Spring Break 2015 - dzień drugi. Spróbuj się rozpięciorzyć
Próbowałam się dziś rozpięciorzyć, jak zwykł mawiać interiowy kolega redakcyjny Ziemowit Szczerek. Ciężko jest selekcjonować artystów z takiego line-upu, gdy chce się zobaczyć większość. Drugi dzień Spring Break minął mi pod hasłem "jak to zrobić, by być wszędzie?".
Chciałam posłuchać i zobaczyć jak najwięcej. Mary Komasa, Moonglas, Ten Typ Mes, Tides From Nebula - to te koncerty udało mi się odwiedzić. Na Oxford Drama i We Draw A nie udało mi się wejść z powodu ograniczonej ilości miejsc w klubie. Najbardziej ubolewam, że nie widziałam We Draw A. Wielka szkoda.

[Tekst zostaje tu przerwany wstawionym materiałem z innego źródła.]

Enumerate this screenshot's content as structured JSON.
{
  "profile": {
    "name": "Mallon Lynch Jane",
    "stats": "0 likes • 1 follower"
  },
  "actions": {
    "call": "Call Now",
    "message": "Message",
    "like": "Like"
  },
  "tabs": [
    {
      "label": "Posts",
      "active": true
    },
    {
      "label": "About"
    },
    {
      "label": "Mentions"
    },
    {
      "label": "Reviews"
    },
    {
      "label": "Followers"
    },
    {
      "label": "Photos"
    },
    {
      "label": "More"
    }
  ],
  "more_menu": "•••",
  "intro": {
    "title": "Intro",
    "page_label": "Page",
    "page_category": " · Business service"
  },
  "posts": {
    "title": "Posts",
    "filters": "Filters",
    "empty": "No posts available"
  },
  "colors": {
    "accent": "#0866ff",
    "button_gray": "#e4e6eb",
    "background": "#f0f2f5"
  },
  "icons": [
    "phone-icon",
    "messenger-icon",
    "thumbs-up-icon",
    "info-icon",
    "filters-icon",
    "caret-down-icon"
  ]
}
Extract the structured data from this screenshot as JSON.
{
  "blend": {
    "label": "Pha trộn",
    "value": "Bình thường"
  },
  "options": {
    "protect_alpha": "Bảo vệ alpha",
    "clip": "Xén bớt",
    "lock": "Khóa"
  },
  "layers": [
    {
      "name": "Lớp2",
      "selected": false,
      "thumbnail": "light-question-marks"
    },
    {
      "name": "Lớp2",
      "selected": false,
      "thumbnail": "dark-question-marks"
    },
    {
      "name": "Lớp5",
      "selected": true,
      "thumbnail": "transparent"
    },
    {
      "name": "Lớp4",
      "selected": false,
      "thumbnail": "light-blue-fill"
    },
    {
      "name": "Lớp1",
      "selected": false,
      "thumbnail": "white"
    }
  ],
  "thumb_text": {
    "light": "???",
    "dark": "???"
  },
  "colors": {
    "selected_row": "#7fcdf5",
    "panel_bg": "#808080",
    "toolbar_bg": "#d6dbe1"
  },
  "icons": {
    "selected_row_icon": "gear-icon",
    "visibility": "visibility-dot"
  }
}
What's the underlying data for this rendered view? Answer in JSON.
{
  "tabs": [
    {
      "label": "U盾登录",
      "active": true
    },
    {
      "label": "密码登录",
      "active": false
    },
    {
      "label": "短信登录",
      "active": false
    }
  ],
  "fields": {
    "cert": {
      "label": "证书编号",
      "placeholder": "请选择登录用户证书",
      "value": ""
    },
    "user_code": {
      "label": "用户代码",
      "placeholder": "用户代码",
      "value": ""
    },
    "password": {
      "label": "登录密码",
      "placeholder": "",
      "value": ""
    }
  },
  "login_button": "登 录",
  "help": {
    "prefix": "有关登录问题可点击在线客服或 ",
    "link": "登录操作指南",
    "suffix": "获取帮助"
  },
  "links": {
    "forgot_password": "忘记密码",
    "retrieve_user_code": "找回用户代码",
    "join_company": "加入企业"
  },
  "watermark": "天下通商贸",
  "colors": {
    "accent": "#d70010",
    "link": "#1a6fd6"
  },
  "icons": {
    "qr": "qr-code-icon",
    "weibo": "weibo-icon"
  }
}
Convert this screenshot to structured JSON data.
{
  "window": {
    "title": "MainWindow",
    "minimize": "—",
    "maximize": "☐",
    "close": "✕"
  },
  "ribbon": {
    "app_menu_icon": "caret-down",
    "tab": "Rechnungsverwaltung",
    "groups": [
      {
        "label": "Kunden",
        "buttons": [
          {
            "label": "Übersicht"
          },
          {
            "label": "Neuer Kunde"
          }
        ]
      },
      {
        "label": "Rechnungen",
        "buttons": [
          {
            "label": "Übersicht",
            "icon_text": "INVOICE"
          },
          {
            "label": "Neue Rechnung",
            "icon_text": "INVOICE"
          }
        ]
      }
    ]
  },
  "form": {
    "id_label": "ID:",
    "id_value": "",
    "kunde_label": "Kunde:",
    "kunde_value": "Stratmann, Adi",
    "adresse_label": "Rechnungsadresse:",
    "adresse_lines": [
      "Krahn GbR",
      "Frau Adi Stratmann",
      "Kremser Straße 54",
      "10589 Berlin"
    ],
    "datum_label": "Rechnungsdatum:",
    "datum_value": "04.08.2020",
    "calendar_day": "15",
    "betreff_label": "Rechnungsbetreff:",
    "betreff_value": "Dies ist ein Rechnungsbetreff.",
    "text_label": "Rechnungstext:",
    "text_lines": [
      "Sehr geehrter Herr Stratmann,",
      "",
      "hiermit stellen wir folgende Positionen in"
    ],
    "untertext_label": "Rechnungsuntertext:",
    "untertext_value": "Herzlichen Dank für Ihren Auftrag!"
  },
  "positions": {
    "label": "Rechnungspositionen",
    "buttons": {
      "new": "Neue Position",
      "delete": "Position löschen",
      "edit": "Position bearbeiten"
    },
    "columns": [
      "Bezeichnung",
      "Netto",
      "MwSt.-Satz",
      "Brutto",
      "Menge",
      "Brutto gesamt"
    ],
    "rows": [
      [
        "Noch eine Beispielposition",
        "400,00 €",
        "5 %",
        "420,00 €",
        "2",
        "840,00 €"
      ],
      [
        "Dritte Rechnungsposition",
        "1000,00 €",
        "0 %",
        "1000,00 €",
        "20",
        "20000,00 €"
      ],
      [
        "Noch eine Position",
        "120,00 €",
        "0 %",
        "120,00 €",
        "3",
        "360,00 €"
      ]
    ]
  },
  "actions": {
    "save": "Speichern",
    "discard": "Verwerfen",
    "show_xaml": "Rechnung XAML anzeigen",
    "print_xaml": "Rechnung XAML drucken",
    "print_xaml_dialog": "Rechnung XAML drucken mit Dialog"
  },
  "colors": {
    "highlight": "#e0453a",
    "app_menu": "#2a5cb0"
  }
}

Piątek, oprócz emocji koncertowych, upłynął mi na spotkaniach i rozmowach, podczas których powstały też plany przedsięwzięć okołomuzycznych.
Publiczność stawiła się w ilości co najmniej dwukrotnie większej niż wczoraj, a przecież w czwartek było nas naprawdę dużo. Dokładnymi liczbami na pewno pochwalą się organizatorzy. Ja zaczepiałam grupki osób i zadawałam pytanie: "Dlaczego tu dzisiaj jesteście?". Odpowiedzi były różne:
- Bo to dobra impreza.
- Żeby posłuchać dobrej muzyki.
- Jestem przejazdem, za dwie godziny mam pociąg do Gdańska, a słyszałam, że jest fajnie.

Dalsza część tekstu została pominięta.